Individual members of the owning class can be great people. But as the original comment stated: most people will usually put their own interests above yours. The problem isn't that they do so, the problem is that their interests are in opposition to yours.
The analysis isn't (as you seem to think) at the level of "you're part of the owning class, therefore you're evil and we hate you", but "there should be no owning class, its existence leads to needless conflict and suffering".
Let's not get it twisted though: while the real villain is capitalism, it's always one class that does all the stealing, and the lying, and the gaslighting, and the manipulating, and the cheating.
Power corrupts.
I want to first point out that the government being corruptible is not a problem that capitalism just solves. Almost all countries today are capitalist, and that doesn't prevent their governments from being totalitarian or corrupt or mismanaging their resources (Russia as an example).

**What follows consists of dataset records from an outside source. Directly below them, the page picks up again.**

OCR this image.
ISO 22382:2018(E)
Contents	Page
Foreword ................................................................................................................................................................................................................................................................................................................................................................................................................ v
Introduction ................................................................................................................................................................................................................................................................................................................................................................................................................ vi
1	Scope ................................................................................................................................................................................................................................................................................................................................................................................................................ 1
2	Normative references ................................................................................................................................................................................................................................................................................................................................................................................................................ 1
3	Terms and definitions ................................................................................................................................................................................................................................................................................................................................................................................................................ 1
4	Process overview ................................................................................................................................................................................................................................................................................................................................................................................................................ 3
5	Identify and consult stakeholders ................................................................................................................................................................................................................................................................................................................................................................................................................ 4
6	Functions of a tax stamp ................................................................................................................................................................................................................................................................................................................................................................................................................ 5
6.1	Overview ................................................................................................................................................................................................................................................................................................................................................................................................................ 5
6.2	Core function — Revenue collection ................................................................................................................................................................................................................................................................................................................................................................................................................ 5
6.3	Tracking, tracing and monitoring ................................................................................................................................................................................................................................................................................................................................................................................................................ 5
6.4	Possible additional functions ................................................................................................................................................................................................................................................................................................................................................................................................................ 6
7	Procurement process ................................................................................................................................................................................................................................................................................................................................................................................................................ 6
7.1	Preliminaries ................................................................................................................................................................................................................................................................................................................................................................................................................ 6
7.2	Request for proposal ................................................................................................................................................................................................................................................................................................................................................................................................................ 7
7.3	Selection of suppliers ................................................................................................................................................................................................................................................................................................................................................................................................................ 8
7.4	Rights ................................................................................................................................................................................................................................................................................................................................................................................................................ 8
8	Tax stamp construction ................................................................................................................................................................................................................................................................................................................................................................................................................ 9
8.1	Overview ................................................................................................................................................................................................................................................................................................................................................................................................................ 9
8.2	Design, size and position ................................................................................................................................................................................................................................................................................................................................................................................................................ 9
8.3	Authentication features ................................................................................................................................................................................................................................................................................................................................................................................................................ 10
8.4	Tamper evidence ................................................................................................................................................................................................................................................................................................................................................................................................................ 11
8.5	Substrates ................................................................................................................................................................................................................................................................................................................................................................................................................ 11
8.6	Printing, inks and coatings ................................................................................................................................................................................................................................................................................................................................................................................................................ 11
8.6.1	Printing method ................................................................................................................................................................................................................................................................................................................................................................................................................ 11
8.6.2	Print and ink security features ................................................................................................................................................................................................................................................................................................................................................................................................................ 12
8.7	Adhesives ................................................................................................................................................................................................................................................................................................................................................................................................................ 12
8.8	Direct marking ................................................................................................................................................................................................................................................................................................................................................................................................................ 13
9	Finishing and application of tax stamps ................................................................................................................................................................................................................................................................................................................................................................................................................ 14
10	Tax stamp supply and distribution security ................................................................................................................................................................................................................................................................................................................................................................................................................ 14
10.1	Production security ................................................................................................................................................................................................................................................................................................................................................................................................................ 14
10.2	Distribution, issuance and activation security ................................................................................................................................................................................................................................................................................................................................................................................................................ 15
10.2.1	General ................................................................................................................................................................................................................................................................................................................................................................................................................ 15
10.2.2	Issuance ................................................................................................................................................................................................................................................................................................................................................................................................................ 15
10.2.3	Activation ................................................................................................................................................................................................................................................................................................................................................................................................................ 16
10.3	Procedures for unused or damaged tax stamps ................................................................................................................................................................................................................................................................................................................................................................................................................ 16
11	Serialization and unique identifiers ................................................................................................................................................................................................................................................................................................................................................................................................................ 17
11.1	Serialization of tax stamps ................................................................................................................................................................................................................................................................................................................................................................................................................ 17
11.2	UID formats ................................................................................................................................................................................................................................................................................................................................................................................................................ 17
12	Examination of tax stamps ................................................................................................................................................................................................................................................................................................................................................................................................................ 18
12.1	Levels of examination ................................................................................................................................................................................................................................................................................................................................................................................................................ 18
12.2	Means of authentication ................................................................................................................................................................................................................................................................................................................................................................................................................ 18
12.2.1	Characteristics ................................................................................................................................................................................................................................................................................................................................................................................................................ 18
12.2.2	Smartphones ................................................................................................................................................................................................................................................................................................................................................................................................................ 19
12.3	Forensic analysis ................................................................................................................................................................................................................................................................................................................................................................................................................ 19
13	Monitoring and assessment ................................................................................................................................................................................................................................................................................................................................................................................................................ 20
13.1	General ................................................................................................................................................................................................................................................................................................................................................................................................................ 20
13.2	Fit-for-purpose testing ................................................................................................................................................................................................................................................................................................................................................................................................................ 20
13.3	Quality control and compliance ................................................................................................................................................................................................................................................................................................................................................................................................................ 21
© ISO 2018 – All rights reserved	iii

The government still has all the power. But now there's a small group of people who can influence that power (let's not kid ourselves - mainly through corruption) to the detriment of everyone else.
A centrally managed economy is not the only alternative.
Workers of an organization can be the owners of that organization, rather than a few wealthy elites or the government. That way, they see the fruits of their labor rather than it being syphoned off. They have a say in how the organization is run, they can vote on who manages it and replace them when the way it's managed is bad for the workers.
Let's say ownership of a company automatically goes from its founders to all workers (this might well include the founders) when it reaches a certain size.
What would incentivize anyone to try to start a company in such an environment? Why not guarantee the founders a certain percentage of the profits even if they decide to stop working when the company changes ownership? Where does the capital come from to build a company in the first place? Government - hear me out. Taxes still exist, and continue to pay for things like infrastructure and healthcare and education and housing (these things are probably better managed by government than markets). And part of the tax revenue goes into an investment fund that is managed locally (think city, and/or county level). Citizens have direct voting power over what projects get financed with their taxes.
More pragmatically, a first (I would say reasonable) step would be to limit the amount of power an individual can get. Nobody needs a billion dollars to live, much less hundreds. Change the incentives: implement aggressive progressive taxes.
Heavily tax vacant houses and invest in affordable housing. Stop subsidizing the aviation industry and the fossil fuel industry and the meat industry and instead invest in healthcare and education and public transport and farmers.
Capitalism is a nightmare without regulation. Simply start by adding more (good) regulation and enforcing it consistently.